The truth is that the United States can stop the Iranian nuclear program any time it wants. It has the military capacity to turn the lights off across the country, cripple the economy, and bring the regime to its knees—by bombing its oil and natural-gas fields, its ports, power plants, reservoirs, and dams as well as its nuclear facilities. The fact that the United States has the power of life and death over 80 million Iranians may not make the rest of the world comfortable. But there's no use lying about it. Similarly, American policy-makers continue to pretend that the fall of Mubarak was a triumph for U.S. values when the truth is that it was a catastrophe for U.S. interests. Why are we so confused about our priorities? And why are we insisting on our weakness?

The problem is that at the end of the Cold War the United States government turned away from pursuing our national interests and toward an abstract idea of American transcendence. Talk of interests, allies, balance of power, and so on began to seem a little vulgar. Part of this has to do with the rise of a generation of policy-makers who didn't know from first-hand experience what it took to win the Cold War. To younger policy-makers, the triumph of the United States was inevitable. It represented, as Francis Fukuyama saw it, the final synthesis of a Hegelian dialectic—the end of history. The reality is that it was messy, and the outcome was never certain.

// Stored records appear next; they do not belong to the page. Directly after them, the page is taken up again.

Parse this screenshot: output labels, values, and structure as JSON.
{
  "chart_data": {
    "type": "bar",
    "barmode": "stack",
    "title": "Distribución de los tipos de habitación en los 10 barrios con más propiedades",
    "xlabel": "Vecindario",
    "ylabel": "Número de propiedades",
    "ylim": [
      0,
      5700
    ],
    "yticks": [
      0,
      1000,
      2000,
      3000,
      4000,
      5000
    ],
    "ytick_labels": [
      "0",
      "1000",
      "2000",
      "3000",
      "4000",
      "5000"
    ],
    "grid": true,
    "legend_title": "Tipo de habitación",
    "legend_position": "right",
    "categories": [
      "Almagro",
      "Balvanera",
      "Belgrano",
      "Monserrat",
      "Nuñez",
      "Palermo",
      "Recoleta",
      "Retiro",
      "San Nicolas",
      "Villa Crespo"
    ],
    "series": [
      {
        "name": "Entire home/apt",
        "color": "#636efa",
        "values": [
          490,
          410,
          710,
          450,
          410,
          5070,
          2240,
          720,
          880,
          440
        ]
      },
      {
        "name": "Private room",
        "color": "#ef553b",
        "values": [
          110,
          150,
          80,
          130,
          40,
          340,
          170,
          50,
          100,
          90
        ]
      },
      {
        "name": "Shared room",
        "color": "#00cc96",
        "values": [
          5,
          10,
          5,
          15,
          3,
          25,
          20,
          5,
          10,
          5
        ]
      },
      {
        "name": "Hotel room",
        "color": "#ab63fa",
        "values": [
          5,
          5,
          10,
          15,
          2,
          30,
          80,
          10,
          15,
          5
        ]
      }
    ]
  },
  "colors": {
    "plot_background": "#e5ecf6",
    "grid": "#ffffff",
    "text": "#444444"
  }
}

In the past, U.S. foreign policy-makers saw the world in stark terms. For instance: In the old view, it would be a good thing for the rulers of Iran to fall because they are enemies; and it is bad for Mubarak to fall since he is an ally. The new dispensation is instead premised on catchwords like "consistency." If we want the mullahs toppled, the new thinking goes, then for the sake of consistency we should also demand Mubarak leave. The United States, you see, is no longer a normal country like all the rest pursuing its national interests. It's a set of values.

Just one generation ago, this country was led by policy-makers who helped both sides in the decade-long Iran-Iraq war kill each other because they believed that the bloodbath kept American citizens safe. Now we're governed by men and women who want to make sure the Syrian opposition is sufficiently devoted to pluralism before the White House decides if bringing down the anti-American dictator Bashar al-Assad is a good thing. It's a noble goal to want Syrians to treat each other as Americans treat each other. But just because it's a hopeful ideal doesn't make it sound foreign policy. No one says we have to be as cynical as France, but we do need to conduct our dealings with other countries as though we, too, were a normal country with national interests.

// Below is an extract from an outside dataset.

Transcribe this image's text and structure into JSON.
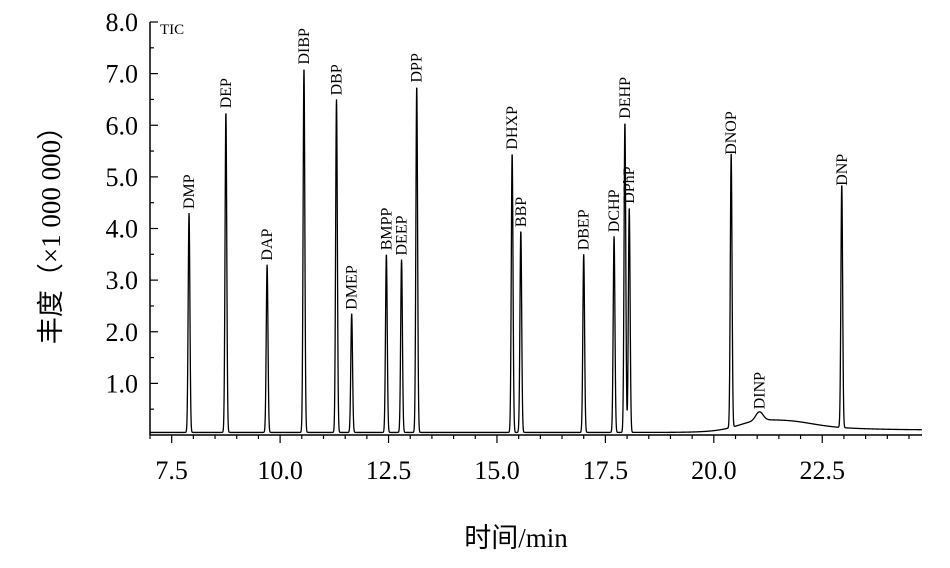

The fact is that there are lots of countries with fine values, like most of Northern Europe. What makes the United States a superpower, the foundation of our prosperity and security, is not our values, but our policies. I am referring specifically to those policies that took us to war against the Germans in Europe and the Japanese in Asia in World War II and the Soviets on four continents during the Cold War.

Today is the 70th anniversary of the attack on Pearl Harbor. Let us both commemorate and celebrate the American men and women who handed us as part of our birthright the free trade in Europe and the Pacific that made this country wealthy beyond comparison. A major part of our inheritance includes the Persian Gulf, through which the free flow of oil at affordable prices has made possible much of what we now take for granted, like the Interstate highway system, fresh vegetables on our plate, the social and geographic mobility that is a signature of our way of life.

There is always a price for being American. Everyone knows the cost of bringing the Iranian nuclear program to an end. The Iranians are going to shoot at U.S. troops based in the Middle East and attack soft targets in the United States—the Mall of America, the Port of Los Angeles, Disney World, who knows? And the price of oil is going to rise. The question is, are we are willing to pay for all that? If not, we shouldn't be surprised when the bubble bursts.